One evening, I forget the season exactly, a few of my cousins and I were hanging out in my cousin Laura’s bedroom. At some point, we began speculating about the outcomes of our lives. After Deena got her ‘papers’, she might go on to become a local political power broker; Laura would be a track star; Sharon, a financial whiz. Deena – bless her impertinent heart – said: ‘Silk is going to marry a white man.’
It was unbelievable. Everyone knew I loved to write. Shouldn’t she have built on that and gone for something more fantastic, like me becoming a world-famous author – or something? And what exactly was in my temperament that predisposed me to marry a white man?
Over the years, I noticed that I got more attention from guys outside my race than from black men. I also noticed that three of my female cousins were married to white men. I didn’t think that any of this was extraordinary, because all the marriages seemed to function like every other marriage I observed, and a couple of my cousins have been married for 30+ years. Marriages built on superficial attitudes about beauty and social importance simply don’t last. But I remember mentioning that little tidbit to someone at work, and she said: ‘yeah, Jamaicans are good for that.’ I didn’t confront her about it, because I realized that she was partially right. If you’ve spent any appreciable amount of time working, living or socializing with a Jamaican, you might have noticed that we are not nearly as opposed to dating and marrying interracially as black Americans. Those are not bragging rights, because Jamaican pop culture tends to cherish light skin. Some people are completely blind to the beauty of a black woman who is not light skinned, and I touched on that theme in the post “She’s Pretty …”. Deena’s pronouncement might have been made in girlish mischief, but put together with what my co-worker said, it almost sounded like a damning confirmation of superficiality.

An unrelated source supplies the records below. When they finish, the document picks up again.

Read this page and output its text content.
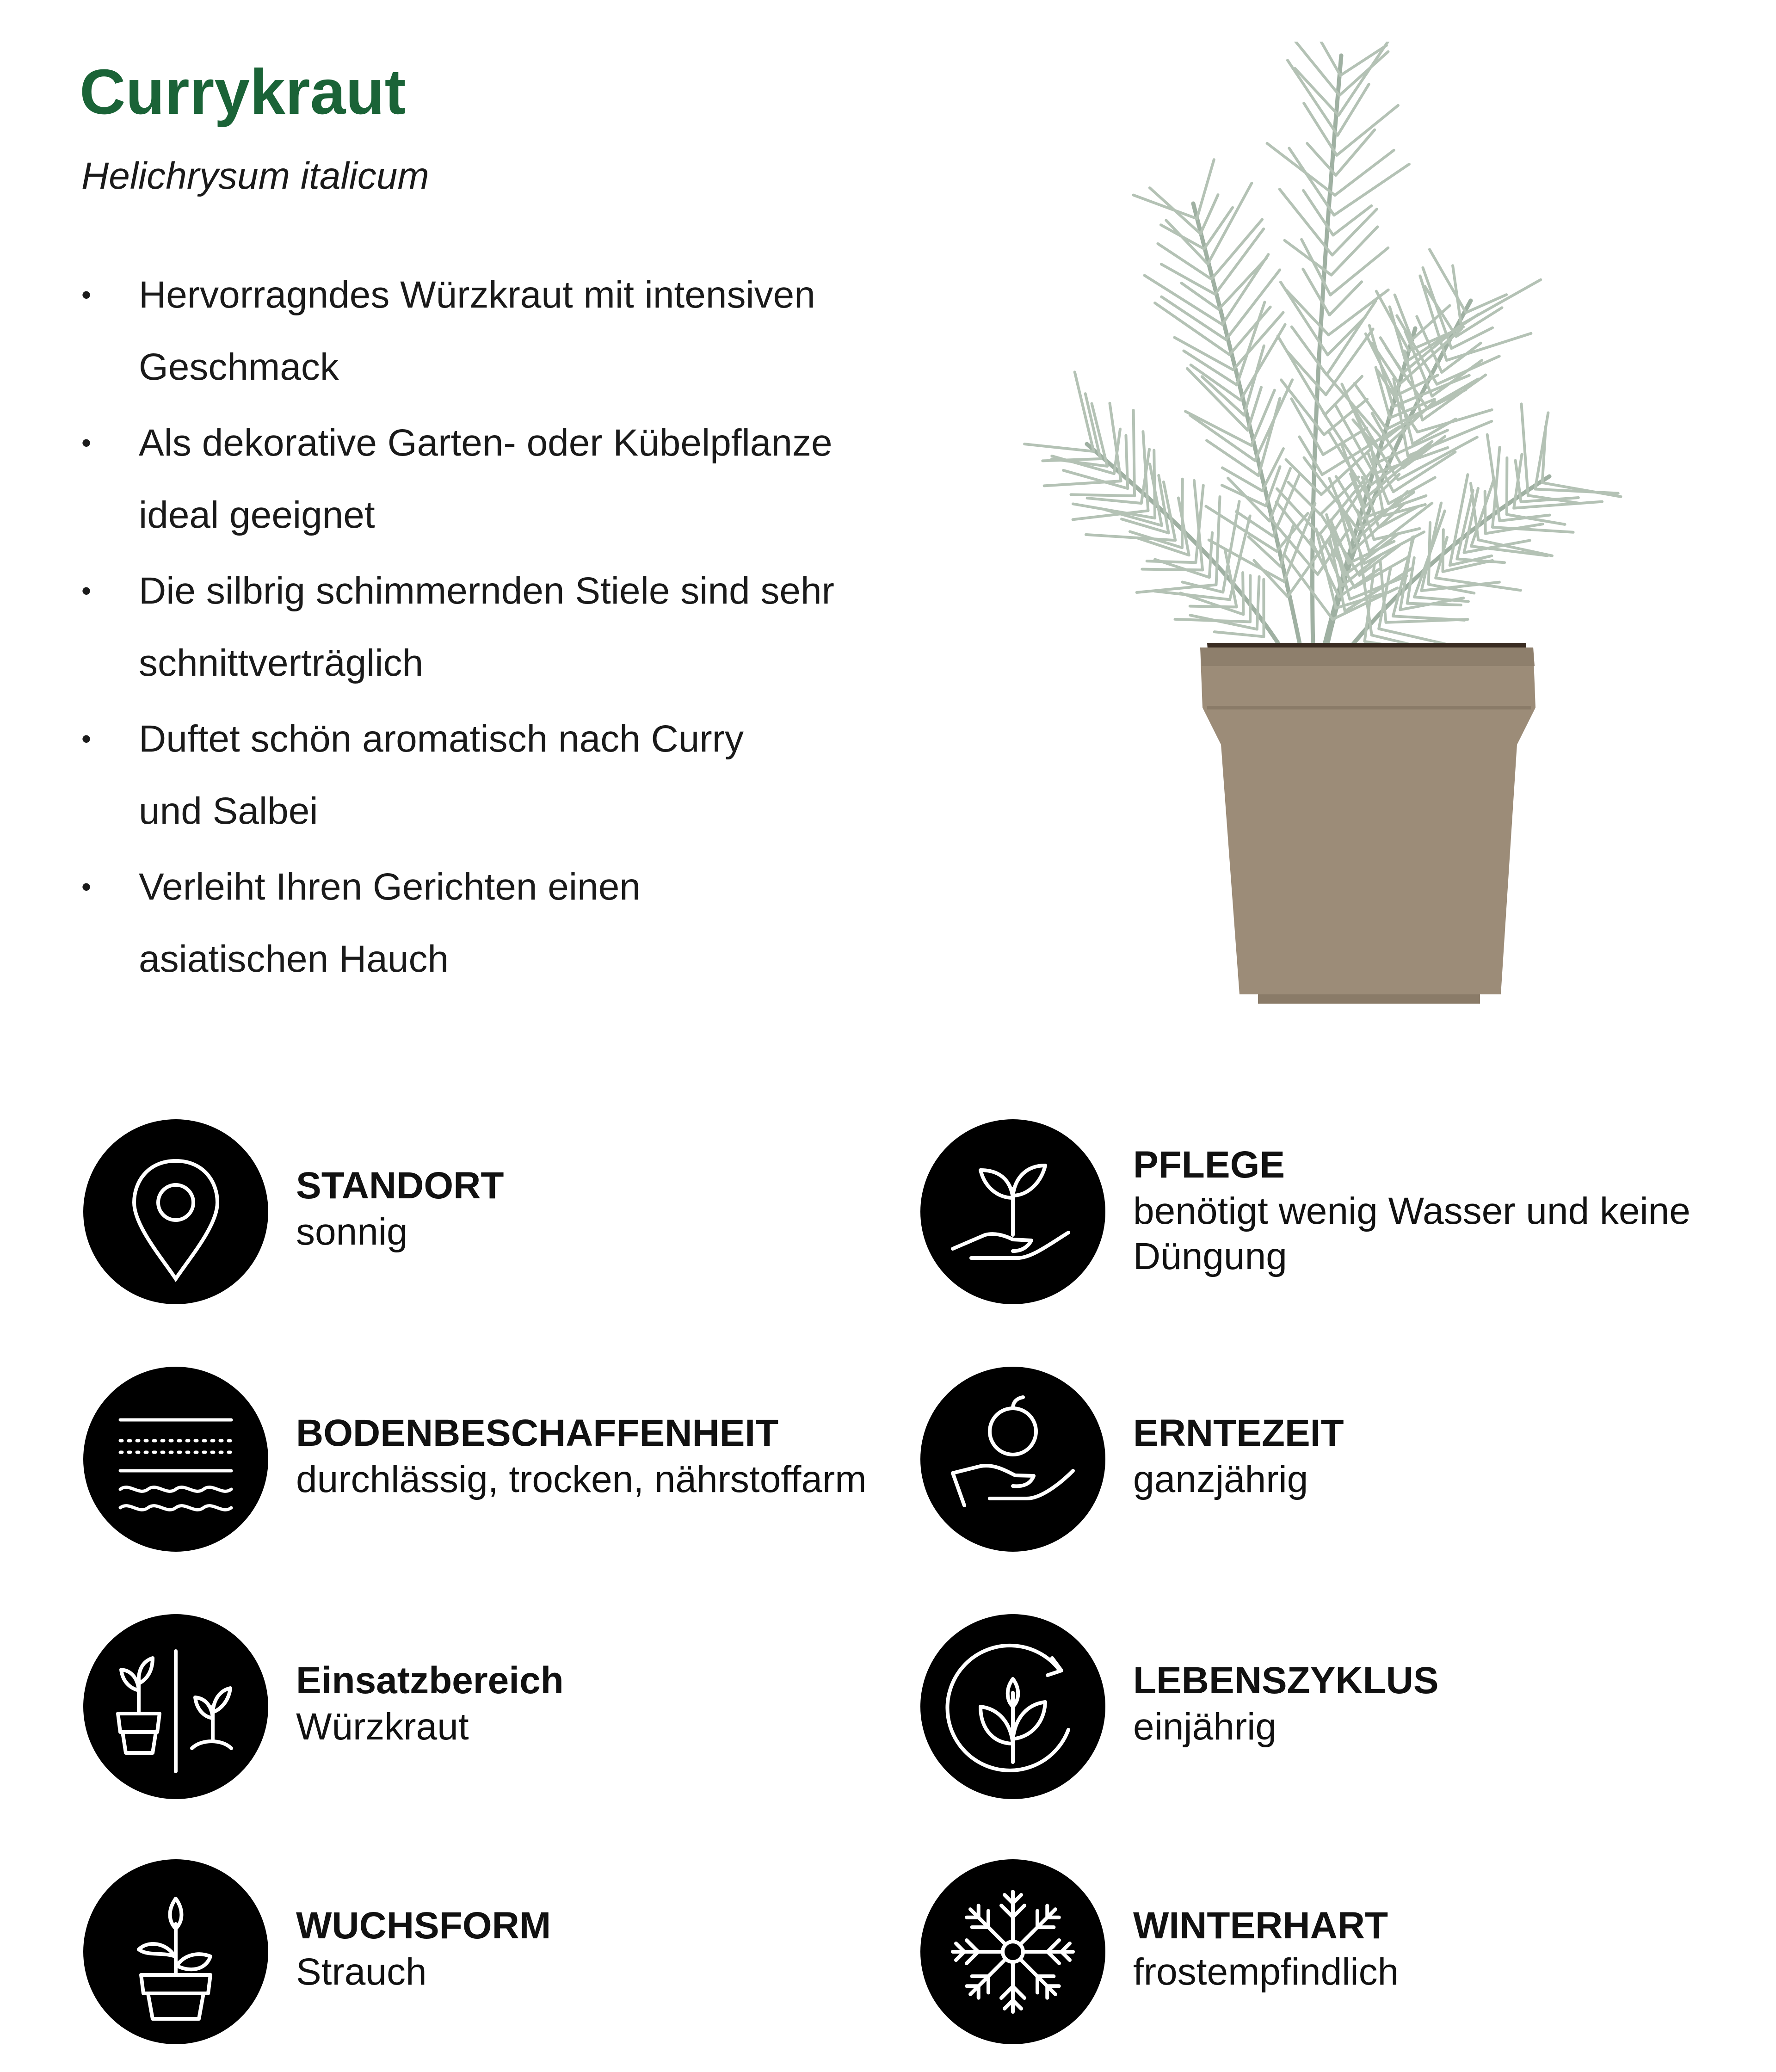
Currykraut
Helichrysum italicum
• Hervorragndes Würzkraut mit intensiven
Geschmack
• Als dekorative Garten- oder Kübelpflanze
ideal geeignet
• Die silbrig schimmernden Stiele sind sehr
schnittverträglich
• Duftet schön aromatisch nach Curry
und Salbei
• Verleiht Ihren Gerichten einen
asiatischen Hauch
STANDORT
sonnig
PFLEGE
benötigt wenig Wasser und keine
Düngung
BODENBESCHAFFENHEIT
durchlässig, trocken, nährstoffarm
ERNTEZEIT
ganzjährig
Einsatzbereich
Würzkraut
LEBENSZYKLUS
einjährig
WUCHSFORM
Strauch
WINTERHART
frostempfindlich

So here I am, married to a really nice guy, who happens to be white. He’s adventurous and personable. His family embraced me and the same is true of mine. After having lived with this guy for some time now, I have to say that my main aversion to the idea of marrying any white man – is that they were boys at some stage. Nose-picking, reptile-catching, running, screeching boys. The kind that wrestle you for no good reason. Or drag you down the stairs by your ankles. Or stare at your chest. NOT that my Hubby did all the abusive stuff, but every now and then he shows me that he is, indeed, a guy. Believe me folks; I weighed all sorts of questions before I let him slip the ring on my finger. Where would we live? What kind of spiritual life will we lead? How will the children be brought up and will they be well adjusted and healthy? (Not, will they have ‘brown’ skin and ‘pretty’ hair?) Actually, I do have more to say on the subject of what our future children might look like, if we have them, but that is for another post.
At the end of the day, the fact that my heritage is Jamaican, and that Jamaicans are infatuated with light skin was not enough inducement for me to run out and snag the first (actually fourth) guy outside my race that I could find.